As ponderações apresentadas até aqui já nos permitem perceber que a colonialidade linguística que reverbera, de distintos modos, nas rotas de mobilidade estudantil Brasil-Estados Unidos e Brasil-Portugal demanda um olhar crítico, mais amplo e aprofundado, sobre os mecanismos estruturantes de poder que (re)produzem, nesses espaços privilegiados de educação, desigualdades sociorraciais e discriminação pela língua do outro. Nesta seção, o nosso foco é a interseccionalidade de raça e políticas educacionais no Brasil voltadas para a aquisição (ou não) de língua inglesa que repercute em desigualdades e limita escolhas na mobilidade estudantil Brasil-Estados Unidos.

Conforme Gabriel Nascimento (2019), o Estado brasileiro sempre promoveu políticas linguísticas “excludentes quando se trata de quem não é branco no país” (p. 15).

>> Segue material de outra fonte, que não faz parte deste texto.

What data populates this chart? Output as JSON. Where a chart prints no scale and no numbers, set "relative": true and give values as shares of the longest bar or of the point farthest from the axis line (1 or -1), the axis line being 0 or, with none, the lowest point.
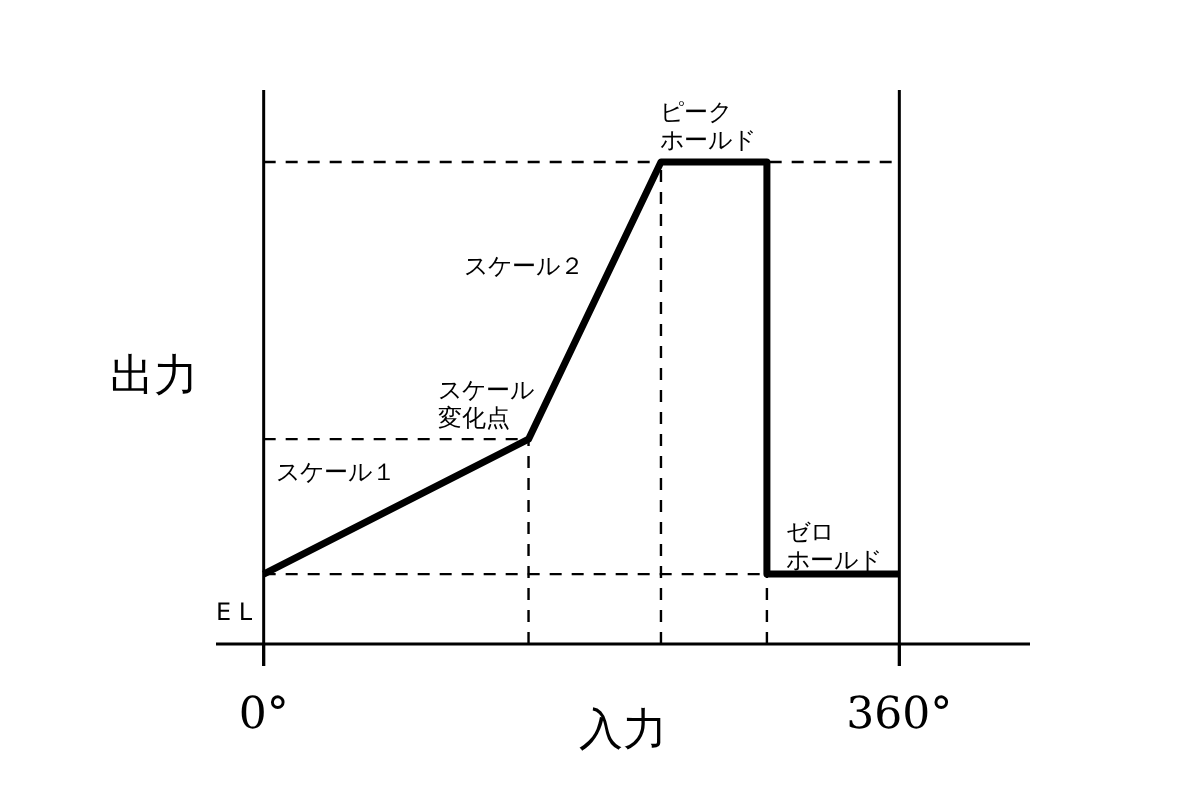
{
  "chart_data": {
    "type": "line",
    "relative": true,
    "xlabel": "入力",
    "ylabel": "出力",
    "xlim": [
      -27,
      434
    ],
    "xticks": [
      {
        "value": 0,
        "label": "0°"
      },
      {
        "value": 360,
        "label": "360°"
      }
    ],
    "series": [
      {
        "type": "line",
        "color": "#000000",
        "line_style": "solid",
        "x": [
          0,
          150,
          225,
          285,
          285,
          360
        ],
        "values": [
          0.145,
          0.425,
          1,
          1,
          0.145,
          0.145
        ]
      },
      {
        "type": "line",
        "color": "#000000",
        "line_style": "dashed",
        "x": [
          0,
          150
        ],
        "values": [
          0.425,
          0.425
        ]
      },
      {
        "type": "line",
        "color": "#000000",
        "line_style": "dashed",
        "x": [
          150,
          150
        ],
        "values": [
          0,
          0.425
        ]
      },
      {
        "type": "line",
        "color": "#000000",
        "line_style": "dashed",
        "x": [
          225,
          225
        ],
        "values": [
          0,
          1
        ]
      },
      {
        "type": "line",
        "color": "#000000",
        "line_style": "dashed",
        "x": [
          285,
          285
        ],
        "values": [
          0,
          0.145
        ]
      }
    ],
    "ref_lines": [
      {
        "axis": "y",
        "value": 0.145,
        "label": "E L",
        "line_style": "dashed"
      },
      {
        "axis": "y",
        "value": 1,
        "line_style": "dashed"
      },
      {
        "axis": "x",
        "value": 360,
        "line_style": "solid"
      }
    ],
    "annotations": [
      "スケール１",
      "スケール２",
      "スケール変化点",
      "ピークホールド",
      "ゼロホールド"
    ]
  }
}
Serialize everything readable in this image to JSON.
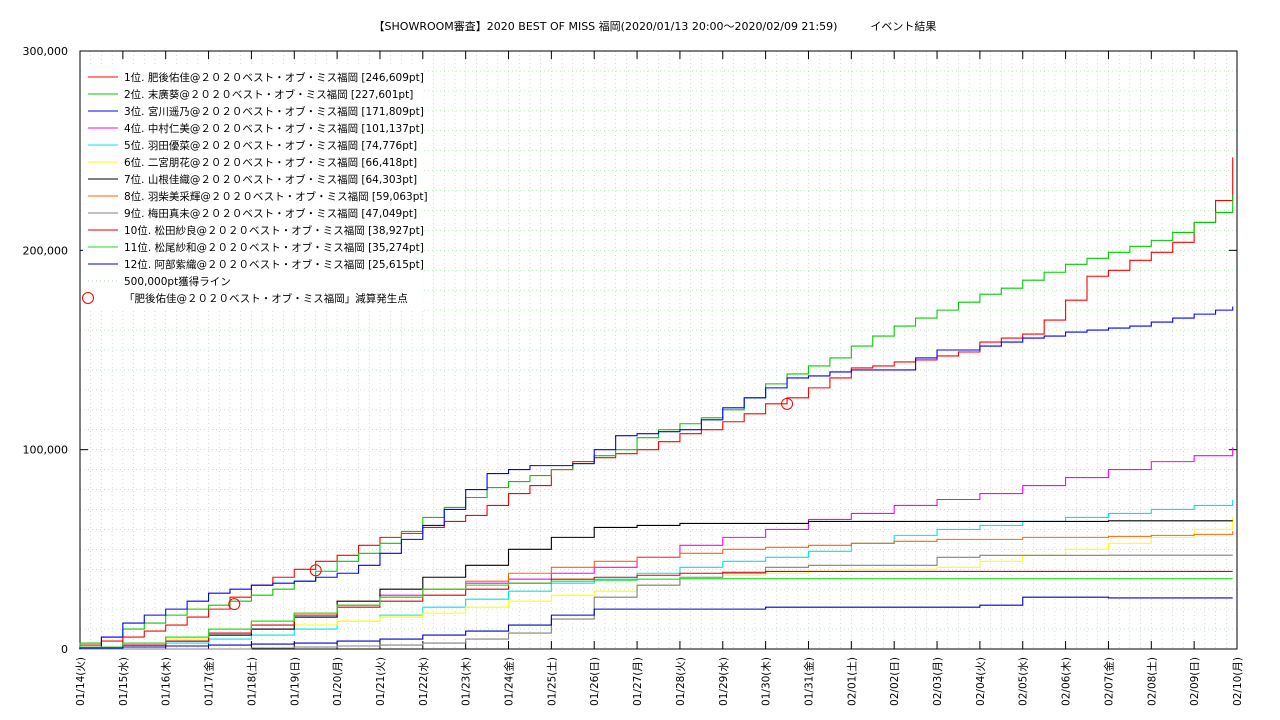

Esta linha abissal teria ficado mais marcada na época da ditadura militar com a Lei de Diretrizes e Bases da Educação Nacional de 1971, que incentivou a oferta, de forma opcional, de línguas estrangeiras nas escolas públicas no momento em que os centros privados de idioma expandiram pelo país. Na visão do autor, essa ação política impôs às pessoas negras e pobres, que começavam a frequentar escolas públicas, “precariedades e abandono” ao negar-lhes, pelas condições econômicas, o aprendizado do inglês como língua estrangeira (Nascimento, 2019, p. 16).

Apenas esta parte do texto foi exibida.